Spring is all about nature, colorful flowers, and birds that give life to the landscape. And speaking of birds, one adorable kind that has captured our attention is Starlings, the Amethyst Starling in particular. Once you lay eyes on it, you will know why they’re called that way.
The Amethyst Starling (Cinnyricinlus leucogaster) is from northern South Africa up to Senegal on the west coast across to northern Tanzania on the east coast of Africa. Amethyst Starlings inhabit woodland, savanna forest edges, and riverine habitat. They are considered to be nice birds, but being an invasive species they have a habit of pushing out native birds.
Birds feature prominently in Shakespeare’s plays and poetry. But one of the bard’s birds has become a major nuisance in the US. Choughs, wrens, cormorants, owls, nightingales, larks, and some 60 other species all have their place in the playwright’s canon. which have inspired bird lovers for centuries.
So much so that in 1890, a German immigrant named Eugene Schieffelin decided it would be a great idea to introduce as many of Shakespeare’s birds as possible to North America.

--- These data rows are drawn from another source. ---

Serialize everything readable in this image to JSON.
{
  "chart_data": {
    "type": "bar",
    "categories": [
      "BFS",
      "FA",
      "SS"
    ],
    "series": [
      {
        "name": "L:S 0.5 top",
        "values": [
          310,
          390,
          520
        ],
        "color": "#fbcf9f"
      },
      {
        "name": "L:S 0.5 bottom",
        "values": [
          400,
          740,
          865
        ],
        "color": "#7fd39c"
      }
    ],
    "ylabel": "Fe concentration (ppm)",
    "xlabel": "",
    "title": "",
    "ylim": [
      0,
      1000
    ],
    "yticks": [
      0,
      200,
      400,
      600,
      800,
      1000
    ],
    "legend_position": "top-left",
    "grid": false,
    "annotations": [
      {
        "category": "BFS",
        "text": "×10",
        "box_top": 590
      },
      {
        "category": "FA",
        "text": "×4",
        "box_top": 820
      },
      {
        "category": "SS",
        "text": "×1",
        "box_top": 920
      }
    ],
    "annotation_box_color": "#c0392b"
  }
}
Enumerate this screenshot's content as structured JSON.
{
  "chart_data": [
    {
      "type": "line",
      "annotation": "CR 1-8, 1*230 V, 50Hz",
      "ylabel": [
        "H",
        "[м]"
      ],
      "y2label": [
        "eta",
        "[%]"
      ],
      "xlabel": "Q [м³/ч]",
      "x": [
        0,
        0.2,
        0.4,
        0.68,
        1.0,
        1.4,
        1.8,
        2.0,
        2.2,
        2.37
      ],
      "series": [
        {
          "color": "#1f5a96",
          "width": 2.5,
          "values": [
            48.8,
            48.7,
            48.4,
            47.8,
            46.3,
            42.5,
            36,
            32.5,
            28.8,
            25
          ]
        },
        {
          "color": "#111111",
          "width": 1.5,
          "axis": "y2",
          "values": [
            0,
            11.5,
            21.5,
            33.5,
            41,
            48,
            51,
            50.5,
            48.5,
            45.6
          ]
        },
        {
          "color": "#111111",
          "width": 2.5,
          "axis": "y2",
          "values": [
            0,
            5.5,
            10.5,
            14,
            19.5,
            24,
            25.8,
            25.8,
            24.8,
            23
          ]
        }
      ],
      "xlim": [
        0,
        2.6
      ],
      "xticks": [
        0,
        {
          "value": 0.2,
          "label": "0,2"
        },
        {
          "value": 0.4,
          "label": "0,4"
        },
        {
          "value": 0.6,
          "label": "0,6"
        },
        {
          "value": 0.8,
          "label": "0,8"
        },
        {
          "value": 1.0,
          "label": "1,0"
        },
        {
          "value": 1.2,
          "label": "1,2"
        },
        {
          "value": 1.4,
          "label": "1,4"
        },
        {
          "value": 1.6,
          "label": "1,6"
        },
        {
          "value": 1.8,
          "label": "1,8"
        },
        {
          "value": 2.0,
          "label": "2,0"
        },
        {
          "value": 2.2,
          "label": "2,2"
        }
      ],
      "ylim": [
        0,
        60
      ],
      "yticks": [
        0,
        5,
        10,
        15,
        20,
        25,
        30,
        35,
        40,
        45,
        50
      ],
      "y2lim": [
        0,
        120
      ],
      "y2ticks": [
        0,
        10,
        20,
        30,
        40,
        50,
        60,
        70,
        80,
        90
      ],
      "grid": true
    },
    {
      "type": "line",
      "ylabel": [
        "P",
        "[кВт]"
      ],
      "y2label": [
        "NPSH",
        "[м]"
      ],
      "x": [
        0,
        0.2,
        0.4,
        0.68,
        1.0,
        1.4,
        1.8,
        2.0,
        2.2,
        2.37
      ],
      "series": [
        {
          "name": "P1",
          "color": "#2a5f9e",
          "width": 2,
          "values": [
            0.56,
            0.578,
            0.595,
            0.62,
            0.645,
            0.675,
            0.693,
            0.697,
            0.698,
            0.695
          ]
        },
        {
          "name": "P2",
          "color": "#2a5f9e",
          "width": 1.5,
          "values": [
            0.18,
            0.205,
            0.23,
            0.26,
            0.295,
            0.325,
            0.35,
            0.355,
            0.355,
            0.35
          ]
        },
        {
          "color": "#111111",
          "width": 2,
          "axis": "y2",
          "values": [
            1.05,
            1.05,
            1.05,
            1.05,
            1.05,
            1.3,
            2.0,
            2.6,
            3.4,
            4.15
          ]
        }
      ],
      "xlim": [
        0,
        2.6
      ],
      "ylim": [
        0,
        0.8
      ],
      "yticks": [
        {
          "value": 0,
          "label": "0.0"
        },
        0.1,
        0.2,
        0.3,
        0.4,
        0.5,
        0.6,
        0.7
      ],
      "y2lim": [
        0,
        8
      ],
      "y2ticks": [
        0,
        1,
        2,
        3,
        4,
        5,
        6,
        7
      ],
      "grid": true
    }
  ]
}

During his time as the chairman of the American Acclimatization society that 60 starlings were released into New York’s Central Park in the hope, they would start breeding. Unfortunately, they did, and now the US is home to an estimated 200 million European starlings.
Like most starling species, they tend to eat whatever they can get their hands on. In their native habitat, that means everything from insects, to tree frogs, to fruits and berries. Unfortunately, they also have the bad habits that have made starlings so invasive in North America. When food is limited, they aren’t ashamed to raid the nests of other bird species, stealing both nesting materials and hatchlings. As much as they are beautiful to look at, these birds can be real monsters in times like that.